Tak hanya itu, Deddy menilai pernyataan AHY juga bisa dimaknai sebagai pesan kepada Presiden Prabowo Subianto.

Atau, bisa juga diinterpretasikan sebagai pesan khusus kepada Presiden agar menghitung AHY/Demokrat dalam kontestasi pemilu yang akan datang.
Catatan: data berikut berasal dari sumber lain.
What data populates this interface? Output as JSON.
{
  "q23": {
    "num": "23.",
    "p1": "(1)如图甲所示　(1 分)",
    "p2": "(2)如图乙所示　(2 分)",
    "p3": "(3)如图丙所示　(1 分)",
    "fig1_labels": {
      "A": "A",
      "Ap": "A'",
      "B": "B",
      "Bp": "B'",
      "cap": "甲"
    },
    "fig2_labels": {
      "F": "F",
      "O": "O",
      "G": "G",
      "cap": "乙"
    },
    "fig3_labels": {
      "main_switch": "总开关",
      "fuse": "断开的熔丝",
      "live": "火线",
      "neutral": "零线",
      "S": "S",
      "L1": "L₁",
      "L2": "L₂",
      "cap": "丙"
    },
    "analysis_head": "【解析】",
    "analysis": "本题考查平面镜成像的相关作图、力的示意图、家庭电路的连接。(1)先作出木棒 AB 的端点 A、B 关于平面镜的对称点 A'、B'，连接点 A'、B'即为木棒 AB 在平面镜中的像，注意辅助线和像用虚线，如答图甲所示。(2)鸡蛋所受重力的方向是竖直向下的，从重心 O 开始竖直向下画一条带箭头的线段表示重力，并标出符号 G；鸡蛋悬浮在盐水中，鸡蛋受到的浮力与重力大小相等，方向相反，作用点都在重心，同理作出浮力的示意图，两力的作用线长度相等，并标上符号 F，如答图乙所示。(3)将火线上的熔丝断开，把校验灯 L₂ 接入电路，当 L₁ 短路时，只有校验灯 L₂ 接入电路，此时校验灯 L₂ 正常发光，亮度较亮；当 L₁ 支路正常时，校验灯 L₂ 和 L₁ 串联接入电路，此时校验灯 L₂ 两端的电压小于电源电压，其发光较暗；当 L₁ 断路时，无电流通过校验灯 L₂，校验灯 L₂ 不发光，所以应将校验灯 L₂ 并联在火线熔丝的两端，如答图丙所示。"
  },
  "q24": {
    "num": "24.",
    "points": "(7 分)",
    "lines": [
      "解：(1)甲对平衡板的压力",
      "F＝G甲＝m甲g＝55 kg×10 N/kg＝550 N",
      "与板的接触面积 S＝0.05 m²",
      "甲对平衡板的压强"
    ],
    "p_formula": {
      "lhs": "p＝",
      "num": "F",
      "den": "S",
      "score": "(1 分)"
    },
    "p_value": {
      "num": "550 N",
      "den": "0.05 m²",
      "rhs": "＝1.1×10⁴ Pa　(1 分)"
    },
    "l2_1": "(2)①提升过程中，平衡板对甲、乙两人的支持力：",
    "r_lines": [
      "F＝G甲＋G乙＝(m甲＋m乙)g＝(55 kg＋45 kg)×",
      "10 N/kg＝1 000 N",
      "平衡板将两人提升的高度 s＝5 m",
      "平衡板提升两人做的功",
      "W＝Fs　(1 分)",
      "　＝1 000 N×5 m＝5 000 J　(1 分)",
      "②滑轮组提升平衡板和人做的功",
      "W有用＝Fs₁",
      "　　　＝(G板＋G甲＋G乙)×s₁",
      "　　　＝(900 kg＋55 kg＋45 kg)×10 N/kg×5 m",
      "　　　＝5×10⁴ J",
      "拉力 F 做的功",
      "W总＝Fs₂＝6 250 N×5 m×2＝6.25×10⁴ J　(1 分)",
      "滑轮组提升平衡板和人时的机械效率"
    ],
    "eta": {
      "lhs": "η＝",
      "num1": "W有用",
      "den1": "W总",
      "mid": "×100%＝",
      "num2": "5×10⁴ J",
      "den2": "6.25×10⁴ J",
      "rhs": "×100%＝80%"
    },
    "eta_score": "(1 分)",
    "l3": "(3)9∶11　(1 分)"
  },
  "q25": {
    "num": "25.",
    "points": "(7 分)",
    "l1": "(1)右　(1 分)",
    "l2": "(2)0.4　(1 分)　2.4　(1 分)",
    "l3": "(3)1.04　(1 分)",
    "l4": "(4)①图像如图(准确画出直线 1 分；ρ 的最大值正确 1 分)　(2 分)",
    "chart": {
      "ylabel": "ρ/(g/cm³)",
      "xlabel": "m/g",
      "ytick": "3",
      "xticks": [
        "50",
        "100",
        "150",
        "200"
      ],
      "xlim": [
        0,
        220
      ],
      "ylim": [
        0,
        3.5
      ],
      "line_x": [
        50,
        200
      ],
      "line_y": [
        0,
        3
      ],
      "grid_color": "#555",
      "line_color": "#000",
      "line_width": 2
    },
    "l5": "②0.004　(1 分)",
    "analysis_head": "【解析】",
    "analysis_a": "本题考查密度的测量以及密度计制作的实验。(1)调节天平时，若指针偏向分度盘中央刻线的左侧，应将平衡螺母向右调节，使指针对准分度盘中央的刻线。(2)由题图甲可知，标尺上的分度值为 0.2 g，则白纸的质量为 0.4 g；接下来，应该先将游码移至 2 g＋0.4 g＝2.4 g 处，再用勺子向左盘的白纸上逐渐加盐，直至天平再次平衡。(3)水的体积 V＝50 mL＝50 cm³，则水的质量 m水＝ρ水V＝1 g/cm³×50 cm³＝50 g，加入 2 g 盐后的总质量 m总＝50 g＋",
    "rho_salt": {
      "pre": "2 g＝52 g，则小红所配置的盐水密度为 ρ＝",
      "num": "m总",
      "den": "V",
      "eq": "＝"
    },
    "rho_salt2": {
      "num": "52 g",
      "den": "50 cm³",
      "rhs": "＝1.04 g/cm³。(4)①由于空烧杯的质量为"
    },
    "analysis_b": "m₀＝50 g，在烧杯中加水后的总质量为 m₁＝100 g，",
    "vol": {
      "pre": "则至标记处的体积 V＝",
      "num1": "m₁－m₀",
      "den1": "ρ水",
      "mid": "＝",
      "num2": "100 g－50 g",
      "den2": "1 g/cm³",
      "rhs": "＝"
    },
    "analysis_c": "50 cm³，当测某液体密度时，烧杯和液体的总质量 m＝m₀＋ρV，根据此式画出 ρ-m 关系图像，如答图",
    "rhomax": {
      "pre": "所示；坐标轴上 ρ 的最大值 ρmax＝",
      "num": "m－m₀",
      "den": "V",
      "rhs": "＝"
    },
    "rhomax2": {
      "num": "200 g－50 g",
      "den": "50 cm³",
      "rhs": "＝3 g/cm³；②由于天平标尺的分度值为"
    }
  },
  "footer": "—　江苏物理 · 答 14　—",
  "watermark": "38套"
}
Deddy kemudian mengaitkan kemungkinan tersebut dengan kondisi politik saat ini.

Ia menilai tren kepuasan publik terhadap pemerintah dan Presiden yang disebutnya menurun dapat menjadi salah satu pertimbangan bagi AHY maupun Demokrat untuk mulai mengambil posisi menuju kontestasi politik berikutnya.

Agus Harimurti Yudhoyono atau AHY saat menemui Prabowo Subianto. [IG @agusyudhoyono]

"Saat ini kepuasan publik terhadap pemerintah dan Presiden mengalami tren yang menurun. Sangat bisa dipahami jika kemudian AHY/Demokrat menyimpulkan sekarang ini sebagai momentum yang tepat untuk masuk dalam kancah pertarungan politik menuju 2029," kata Deddy.

Baca Juga: Dede Yusuf Bantah Pidato AHY Sinyal Pilpres 2029: Jangan Ditafsirkan Terlalu Jauh

Namun, Deddy menilai AHY masih memiliki pekerjaan rumah jika ingin berbicara lebih jauh mengenai peluang politik pada 2029.

Ia menyoroti hasil survei yang menurutnya belum menunjukkan dukungan kuat terhadap AHY maupun Demokrat.

"Terlebih melihat rilis hasil survei berbagai lembaga yang belum menunjukkan dukungan yang kuat kepada AHY dan Demokrat," ujarnya.

Deddy pun menilai AHY harus bekerja keras untuk mengejar ketertinggalan dari sejumlah tokoh yang telah muncul dalam radar survei.

"Bagaimana peluang AHY saya kurang tahu tetapi kalau melihat survei, beliau perlu kerja sangat keras untuk mengejar ketertinggalan. Terutama untuk mengejar ketertinggalan terhadap berbagai tokoh yang sudah muncul dalam radar survei seperti KDM dan Prabowo sendiri," ujarnya.